Even more impressive is the fact that Snapchat – a company that has not monetized its user base yet – is valued at $10 billion. This latest shot of funding though – to the tune of $20 million – is something that Snapchat is entirely used to.

Investors are crazy about Snapchat and crazy about the idea of investing in the IM service. Big moves like this often have big payouts when push comes to shove.
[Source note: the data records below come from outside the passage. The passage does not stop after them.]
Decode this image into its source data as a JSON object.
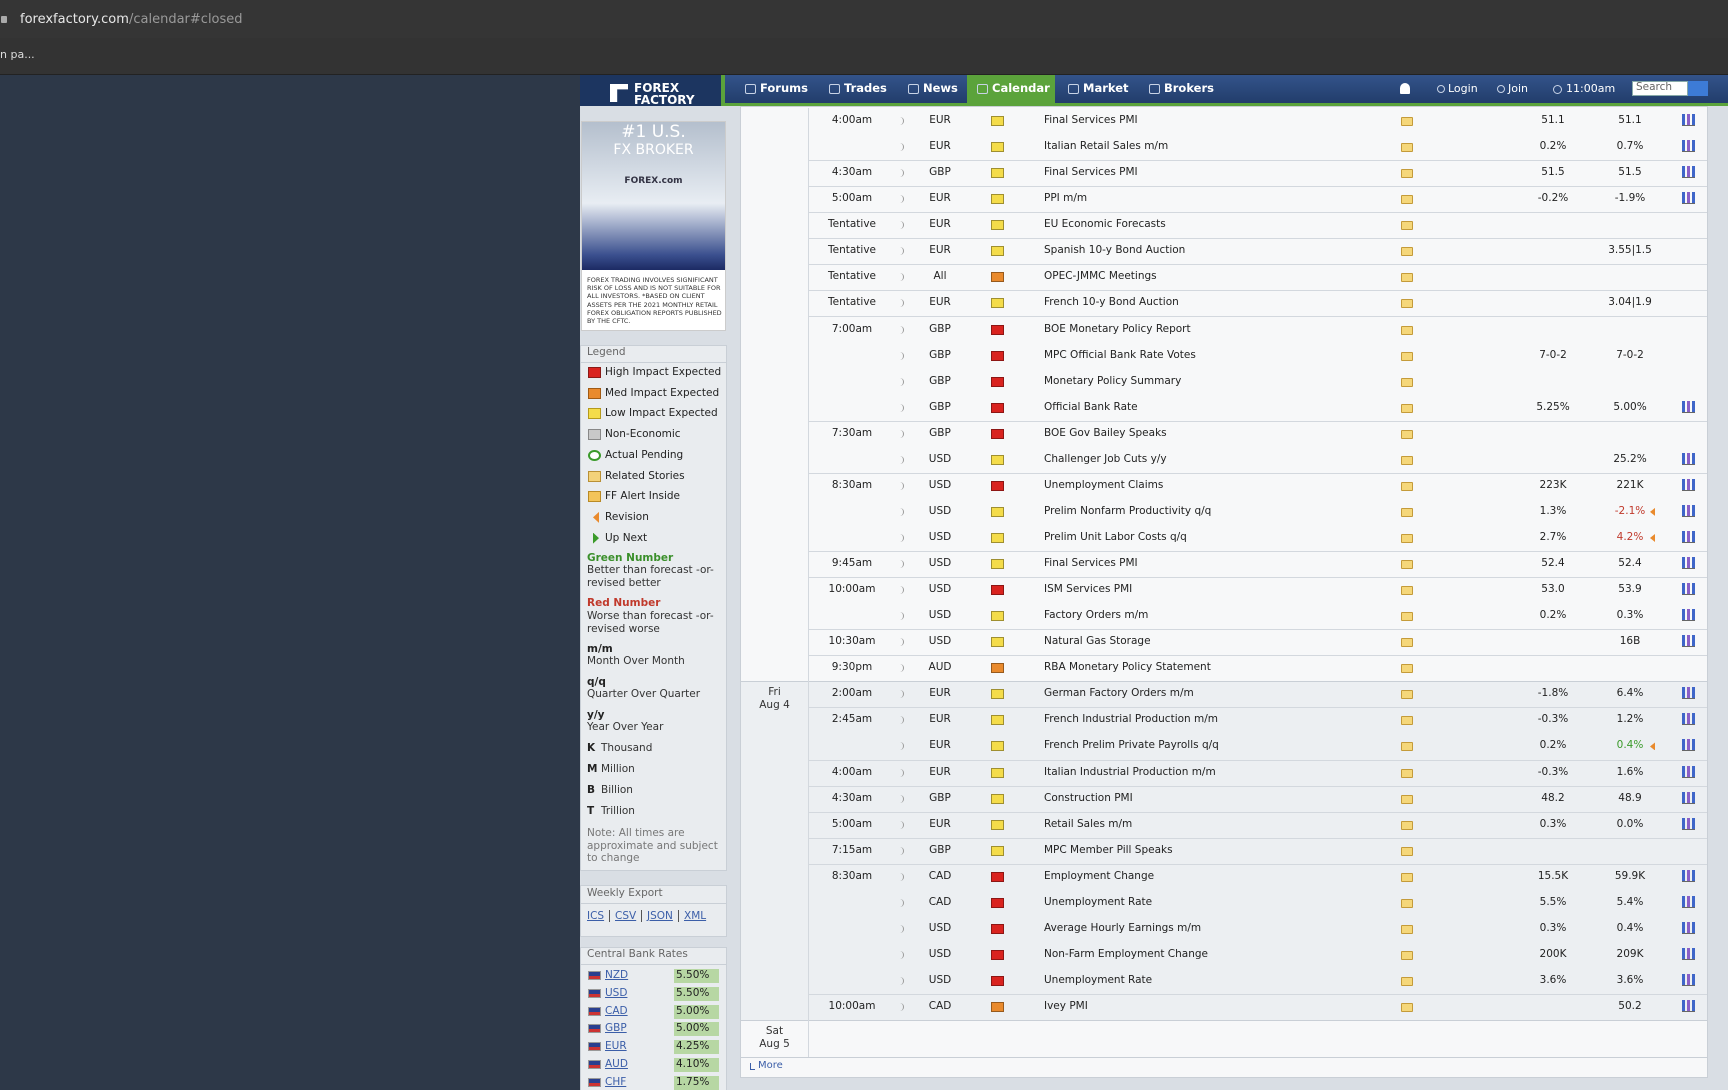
{
  "browser": {
    "url_domain": "forexfactory.com",
    "url_path": "/calendar#closed",
    "bookmark": "n pa..."
  },
  "nav": {
    "logo_line1": "FOREX",
    "logo_line2": "FACTORY",
    "items": [
      "Forums",
      "Trades",
      "News",
      "Calendar",
      "Market",
      "Brokers"
    ],
    "active_index": 3,
    "user_links": [
      "Login",
      "Join"
    ],
    "time": "11:00am",
    "search_placeholder": "Search"
  },
  "sidebar": {
    "ad": {
      "headline1": "#1 U.S.",
      "headline2": "FX BROKER",
      "brand": "FOREX.com",
      "disclaimer": "FOREX TRADING INVOLVES SIGNIFICANT RISK OF LOSS AND IS NOT SUITABLE FOR ALL INVESTORS. *BASED ON CLIENT ASSETS PER THE 2021 MONTHLY RETAIL FOREX OBLIGATION REPORTS PUBLISHED BY THE CFTC."
    },
    "legend": {
      "title": "Legend",
      "items": [
        {
          "icon": "high",
          "label": "High Impact Expected"
        },
        {
          "icon": "med",
          "label": "Med Impact Expected"
        },
        {
          "icon": "low",
          "label": "Low Impact Expected"
        },
        {
          "icon": "non",
          "label": "Non-Economic"
        },
        {
          "icon": "pending",
          "label": "Actual Pending"
        },
        {
          "icon": "stories",
          "label": "Related Stories"
        },
        {
          "icon": "alert",
          "label": "FF Alert Inside"
        },
        {
          "icon": "revision",
          "label": "Revision"
        },
        {
          "icon": "upnext",
          "label": "Up Next"
        }
      ],
      "notes": [
        {
          "term": "Green Number",
          "text": "Better than forecast -or- revised better",
          "color": "#3a8f2a"
        },
        {
          "term": "Red Number",
          "text": "Worse than forecast -or- revised worse",
          "color": "#c0392b"
        },
        {
          "term": "m/m",
          "text": "Month Over Month"
        },
        {
          "term": "q/q",
          "text": "Quarter Over Quarter"
        },
        {
          "term": "y/y",
          "text": "Year Over Year"
        }
      ],
      "units": [
        {
          "abbr": "K",
          "text": "Thousand"
        },
        {
          "abbr": "M",
          "text": "Million"
        },
        {
          "abbr": "B",
          "text": "Billion"
        },
        {
          "abbr": "T",
          "text": "Trillion"
        }
      ],
      "note": "Note: All times are approximate and subject to change"
    },
    "export": {
      "title": "Weekly Export",
      "links": [
        "ICS",
        "CSV",
        "JSON",
        "XML"
      ]
    },
    "rates": {
      "title": "Central Bank Rates",
      "rows": [
        {
          "currency": "NZD",
          "rate": "5.50%"
        },
        {
          "currency": "USD",
          "rate": "5.50%"
        },
        {
          "currency": "CAD",
          "rate": "5.00%"
        },
        {
          "currency": "GBP",
          "rate": "5.00%"
        },
        {
          "currency": "EUR",
          "rate": "4.25%"
        },
        {
          "currency": "AUD",
          "rate": "4.10%"
        },
        {
          "currency": "CHF",
          "rate": "1.75%"
        }
      ]
    }
  },
  "calendar": {
    "days": [
      {
        "rows": [
          {
            "time": "4:00am",
            "currency": "EUR",
            "impact": "low",
            "event": "Final Services PMI",
            "forecast": "51.1",
            "previous": "51.1",
            "graph": true
          },
          {
            "currency": "EUR",
            "impact": "low",
            "event": "Italian Retail Sales m/m",
            "forecast": "0.2%",
            "previous": "0.7%",
            "graph": true
          },
          {
            "time": "4:30am",
            "currency": "GBP",
            "impact": "low",
            "event": "Final Services PMI",
            "forecast": "51.5",
            "previous": "51.5",
            "graph": true
          },
          {
            "time": "5:00am",
            "currency": "EUR",
            "impact": "low",
            "event": "PPI m/m",
            "forecast": "-0.2%",
            "previous": "-1.9%",
            "graph": true
          },
          {
            "time": "Tentative",
            "currency": "EUR",
            "impact": "low",
            "event": "EU Economic Forecasts"
          },
          {
            "time": "Tentative",
            "currency": "EUR",
            "impact": "low",
            "event": "Spanish 10-y Bond Auction",
            "previous": "3.55|1.5"
          },
          {
            "time": "Tentative",
            "currency": "All",
            "impact": "med",
            "event": "OPEC-JMMC Meetings"
          },
          {
            "time": "Tentative",
            "currency": "EUR",
            "impact": "low",
            "event": "French 10-y Bond Auction",
            "previous": "3.04|1.9"
          },
          {
            "time": "7:00am",
            "currency": "GBP",
            "impact": "high",
            "event": "BOE Monetary Policy Report"
          },
          {
            "currency": "GBP",
            "impact": "high",
            "event": "MPC Official Bank Rate Votes",
            "forecast": "7-0-2",
            "previous": "7-0-2"
          },
          {
            "currency": "GBP",
            "impact": "high",
            "event": "Monetary Policy Summary"
          },
          {
            "currency": "GBP",
            "impact": "high",
            "event": "Official Bank Rate",
            "forecast": "5.25%",
            "previous": "5.00%",
            "graph": true
          },
          {
            "time": "7:30am",
            "currency": "GBP",
            "impact": "high",
            "event": "BOE Gov Bailey Speaks"
          },
          {
            "currency": "USD",
            "impact": "low",
            "event": "Challenger Job Cuts y/y",
            "previous": "25.2%",
            "graph": true
          },
          {
            "time": "8:30am",
            "currency": "USD",
            "impact": "high",
            "event": "Unemployment Claims",
            "forecast": "223K",
            "previous": "221K",
            "graph": true
          },
          {
            "currency": "USD",
            "impact": "low",
            "event": "Prelim Nonfarm Productivity q/q",
            "forecast": "1.3%",
            "previous": "-2.1%",
            "previous_color": "#c0392b",
            "graph": true
          },
          {
            "currency": "USD",
            "impact": "low",
            "event": "Prelim Unit Labor Costs q/q",
            "forecast": "2.7%",
            "previous": "4.2%",
            "previous_color": "#c0392b",
            "graph": true
          },
          {
            "time": "9:45am",
            "currency": "USD",
            "impact": "low",
            "event": "Final Services PMI",
            "forecast": "52.4",
            "previous": "52.4",
            "graph": true
          },
          {
            "time": "10:00am",
            "currency": "USD",
            "impact": "high",
            "event": "ISM Services PMI",
            "forecast": "53.0",
            "previous": "53.9",
            "graph": true
          },
          {
            "currency": "USD",
            "impact": "low",
            "event": "Factory Orders m/m",
            "forecast": "0.2%",
            "previous": "0.3%",
            "graph": true
          },
          {
            "time": "10:30am",
            "currency": "USD",
            "impact": "low",
            "event": "Natural Gas Storage",
            "previous": "16B",
            "graph": true
          },
          {
            "time": "9:30pm",
            "currency": "AUD",
            "impact": "med",
            "event": "RBA Monetary Policy Statement"
          }
        ]
      },
      {
        "day": "Fri",
        "date": "Aug 4",
        "rows": [
          {
            "time": "2:00am",
            "currency": "EUR",
            "impact": "low",
            "event": "German Factory Orders m/m",
            "forecast": "-1.8%",
            "previous": "6.4%",
            "graph": true
          },
          {
            "time": "2:45am",
            "currency": "EUR",
            "impact": "low",
            "event": "French Industrial Production m/m",
            "forecast": "-0.3%",
            "previous": "1.2%",
            "graph": true
          },
          {
            "currency": "EUR",
            "impact": "low",
            "event": "French Prelim Private Payrolls q/q",
            "forecast": "0.2%",
            "previous": "0.4%",
            "previous_color": "#3a9a2a",
            "graph": true
          },
          {
            "time": "4:00am",
            "currency": "EUR",
            "impact": "low",
            "event": "Italian Industrial Production m/m",
            "forecast": "-0.3%",
            "previous": "1.6%",
            "graph": true
          },
          {
            "time": "4:30am",
            "currency": "GBP",
            "impact": "low",
            "event": "Construction PMI",
            "forecast": "48.2",
            "previous": "48.9",
            "graph": true
          },
          {
            "time": "5:00am",
            "currency": "EUR",
            "impact": "low",
            "event": "Retail Sales m/m",
            "forecast": "0.3%",
            "previous": "0.0%",
            "graph": true
          },
          {
            "time": "7:15am",
            "currency": "GBP",
            "impact": "low",
            "event": "MPC Member Pill Speaks"
          },
          {
            "time": "8:30am",
            "currency": "CAD",
            "impact": "high",
            "event": "Employment Change",
            "forecast": "15.5K",
            "previous": "59.9K",
            "graph": true
          },
          {
            "currency": "CAD",
            "impact": "high",
            "event": "Unemployment Rate",
            "forecast": "5.5%",
            "previous": "5.4%",
            "graph": true
          },
          {
            "currency": "USD",
            "impact": "high",
            "event": "Average Hourly Earnings m/m",
            "forecast": "0.3%",
            "previous": "0.4%",
            "graph": true
          },
          {
            "currency": "USD",
            "impact": "high",
            "event": "Non-Farm Employment Change",
            "forecast": "200K",
            "previous": "209K",
            "graph": true
          },
          {
            "currency": "USD",
            "impact": "high",
            "event": "Unemployment Rate",
            "forecast": "3.6%",
            "previous": "3.6%",
            "graph": true
          },
          {
            "time": "10:00am",
            "currency": "CAD",
            "impact": "med",
            "event": "Ivey PMI",
            "previous": "50.2",
            "graph": true
          }
        ]
      },
      {
        "day": "Sat",
        "date": "Aug 5",
        "rows": []
      }
    ],
    "more": "More"
  }
}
And now, as investors see just how the value of the startup is growing – turning down those acquisition offers by Facebook and Google don’t seem as crazy as they once did.

Yahoo’s Marissa Mayer is the individual behind the influx of funds in Snapchat, and she’s no stranger to successful investment moves – like this as companies start to grow at a massive clip.


All current indications would point to Yahoo trying to “recreate” their investment move with the Chinese giant Alibaba, which was an original $1 billion investment that paid $9.4 billion 9 years later. The initial investment took place in 2005, and at the time the investment was worth a 40% stake in the company. When the company went public, the shares were sold, Yahoo had massive profit.

According to the numbers, amongst millennials Snapchat is the third most popular mobile app, after Facebook and Instagram. Last year, the messaging service made headlines by noting that they had 100 million monthly users, and even with the dark cloud hanging over the startup that is “teenage sexting,” and being used as a medium to bully – what we’re ultimately talking about is – like any tech company like Google, Facebook, Twitter, or any other service, there are questions about security and safety.

However, Snapchat users aren’t getting too caught up in the fact that the startup has admitted that their platform isn’t the safest way to share photos. The app is still insanely popular, and this latest round of investment is proof that it has a very viable, and lucrative future ahead of it.